In 2023Q1, the national percentage of Self-Rated Poor households was 51, unchanged from 2022Q4. Last year, it had been 43 in Q1, 48 in Q2, and 49 in Q3. The halt in the rise of general poverty in Q1 this year is a relief.
The new percentage of Self-Rated Food-Poor households is 39, a statistically significant 5 points up from 34 in 2022Q4. (This is poverty in terms of food-quality, not food-quantity.) Food-poverty steadily grew last year, from 31 percent in 2022Q1; the 8-point rise in the past four quarters is even more significant.
Incidentally, the new food-poverty percentage is higher in Metro Manila (33) than in Balance Luzon (31). It is 45 in the Visayas and 52 in Mindanao.
On the other hand, the national Hunger rate improved to 9.8 percent from 11.8 percent. This is the proportion of households that suffered hunger at least once in the past three months, due to lack of food.

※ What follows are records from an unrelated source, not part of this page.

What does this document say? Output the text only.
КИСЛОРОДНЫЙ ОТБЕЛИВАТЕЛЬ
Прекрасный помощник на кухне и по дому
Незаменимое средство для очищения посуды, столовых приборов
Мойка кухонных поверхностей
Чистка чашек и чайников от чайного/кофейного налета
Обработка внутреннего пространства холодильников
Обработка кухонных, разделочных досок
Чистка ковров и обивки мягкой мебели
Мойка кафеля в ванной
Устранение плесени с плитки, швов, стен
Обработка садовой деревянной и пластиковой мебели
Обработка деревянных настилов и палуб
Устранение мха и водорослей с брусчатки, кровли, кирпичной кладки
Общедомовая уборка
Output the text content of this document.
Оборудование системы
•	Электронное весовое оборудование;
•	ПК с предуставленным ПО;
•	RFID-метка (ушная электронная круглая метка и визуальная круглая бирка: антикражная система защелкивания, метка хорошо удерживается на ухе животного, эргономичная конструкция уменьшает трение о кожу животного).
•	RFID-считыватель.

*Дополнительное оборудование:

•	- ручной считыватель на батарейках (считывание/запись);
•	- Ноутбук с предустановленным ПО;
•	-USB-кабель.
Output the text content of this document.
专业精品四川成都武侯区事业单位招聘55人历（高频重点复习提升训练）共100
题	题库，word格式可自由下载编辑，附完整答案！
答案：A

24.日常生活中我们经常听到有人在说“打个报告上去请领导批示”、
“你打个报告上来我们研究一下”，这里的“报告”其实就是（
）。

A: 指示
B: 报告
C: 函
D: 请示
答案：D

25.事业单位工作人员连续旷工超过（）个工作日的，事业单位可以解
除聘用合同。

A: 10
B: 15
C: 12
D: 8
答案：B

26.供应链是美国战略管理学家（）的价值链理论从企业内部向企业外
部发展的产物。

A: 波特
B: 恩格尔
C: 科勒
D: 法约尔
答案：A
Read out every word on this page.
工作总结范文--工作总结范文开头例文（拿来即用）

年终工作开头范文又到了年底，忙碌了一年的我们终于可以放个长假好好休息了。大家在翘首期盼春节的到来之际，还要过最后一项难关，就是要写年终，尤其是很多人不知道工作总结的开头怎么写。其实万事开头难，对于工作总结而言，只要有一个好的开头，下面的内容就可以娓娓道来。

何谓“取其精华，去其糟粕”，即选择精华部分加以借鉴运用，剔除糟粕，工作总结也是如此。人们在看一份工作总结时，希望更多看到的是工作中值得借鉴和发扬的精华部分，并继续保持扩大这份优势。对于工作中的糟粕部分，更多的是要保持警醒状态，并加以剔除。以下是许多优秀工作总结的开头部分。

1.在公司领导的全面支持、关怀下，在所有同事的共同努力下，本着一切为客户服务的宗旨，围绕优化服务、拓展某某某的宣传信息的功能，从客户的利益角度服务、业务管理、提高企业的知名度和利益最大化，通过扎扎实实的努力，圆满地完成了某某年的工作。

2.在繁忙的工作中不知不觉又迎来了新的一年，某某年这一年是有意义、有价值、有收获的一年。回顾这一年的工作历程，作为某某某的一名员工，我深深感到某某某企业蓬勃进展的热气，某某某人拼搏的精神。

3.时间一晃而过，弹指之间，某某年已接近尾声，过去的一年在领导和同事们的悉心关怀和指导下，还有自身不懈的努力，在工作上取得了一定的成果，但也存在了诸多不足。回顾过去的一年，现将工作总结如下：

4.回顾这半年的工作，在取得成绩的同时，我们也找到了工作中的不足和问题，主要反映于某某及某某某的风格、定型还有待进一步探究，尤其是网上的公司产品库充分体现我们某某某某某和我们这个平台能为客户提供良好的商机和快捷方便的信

Moderate Hunger (households that suffered only once or a few times) improved to 8.6 from 9.5, and Severe Hunger (those that suffered often or always) improved to 1.2 from 2.3.
The reason that Hunger can improve over time, while Poverty is steady and Food-Poverty worsens, is because the hunger proportion among the poor and among the food-poor can change from quarter to quarter. In any single quarter, however, it is always worse among the poor than among the non-poor. There is always some hunger among the non-poor also. Comparing 2023Q1 to 2022Q4, the hunger percentage among the non-food-poor fell substantially to 4.2 from 11.8, but among the food-poor it worsened slightly to 18.5 from 17.7. Incidentally, Metro Manila (10.7) now has the second-highest hunger percentage, after Mindanao (11.7). Its residents are obviously disadvantaged by their relative incapacity to grow their own food—Social Weather Stations (SWS) has data on this also. Hunger rates elsewhere are 9.7 in Visayas and 8.7 in Balance Luzon. All the numbers cited here are in the report, “Hunger recovers from 11.8% to 9.8%, but still not fully back to pre-COVID-19 levels” (www.sws.org.ph, 5/11/23), without need for further computation.
General poverty, food-poverty, and hunger are three separate and distinct dimensions of economic deprivation. Eradicating poverty and hunger are Number 1 and Number 2 of the United Nations’ Sustainable Development Goals. The surveys show them as dynamic, not stagnant, variables (“Changes in poverty since 1983,” 5/20/23).
Making forecasts of economic deprivation in future quarters is a task of applied econometrics. What are the factors that probably affect them the most? Do these factors also have quarterly data with which to build a model quantifying their relationship to deprivation?
General economic growth can play only a minor role. Gross national product, and its derivative gross national income (GNI), are factors that economists will immediately think of including in a forecasting model. They do have a relationship to poverty and hunger, i.e., a “trickle-down effect,” but it is weak and unreliable.
Real GNI per person (adjusted for inflation; World Bank data, base year 2017) doubled from about P82,000 in 1985 to about P168,000 in 2021. However, Self-Rated Poverty (SRP) among households only moved from 55 percent in 1985 to 51 percent in 2023Q1.
Consumer price inflation is the prime factor to consider. SRP hit its all-time low of 38 percent in 2019Q1. But it soon worsened very rapidly—undoubtedly due to consumer price inflation in 2019—and was already back up to 54 percent in 2019Q4. Then the pandemic struck, and interrupted face-to-face survey fieldwork in 2020Q1-Q3. (But we do know from mobile phone surveys that hunger hit a catastrophic 30 percent in mid-2020.)
In the case of hunger, food-price inflation is critical. Back when he was dean of the University of the Philippines School of Statistics (UPSS), present national statistician Dennis Mapa had research with his colleagues and students that estimated the links of the SWS quarterly hunger data to food-price inflation. It would be good for the UPSS people to take up where they left off.
The quality of response to natural disasters matters. SWS did a survey in December 2013 that distinguished victims and non-victims of supertyphoon “Yolanda,” which had struck the Philippines only a month earlier. Self-Rated Poverty among the victims was 72 percent, versus 52 percent among the non-victims. Since the national SRP was 55 percent, we concluded that the impact of Yolanda was to increase national poverty by 3 points (“Survey on the impact of Typhoon Yolanda on Filipino households,” Social Weather Stations, 2014).
What is happening to wages? To me, the biggest hindrance to forecasting economic deprivation is the lack of publicly available data on workers’ actual wages (as distinct from legislated minimum wages). I think there are items on actual wages in the questionnaire of the monthly Labor Force Surveys. If so, and if the items are implemented, then why are the findings unpublished?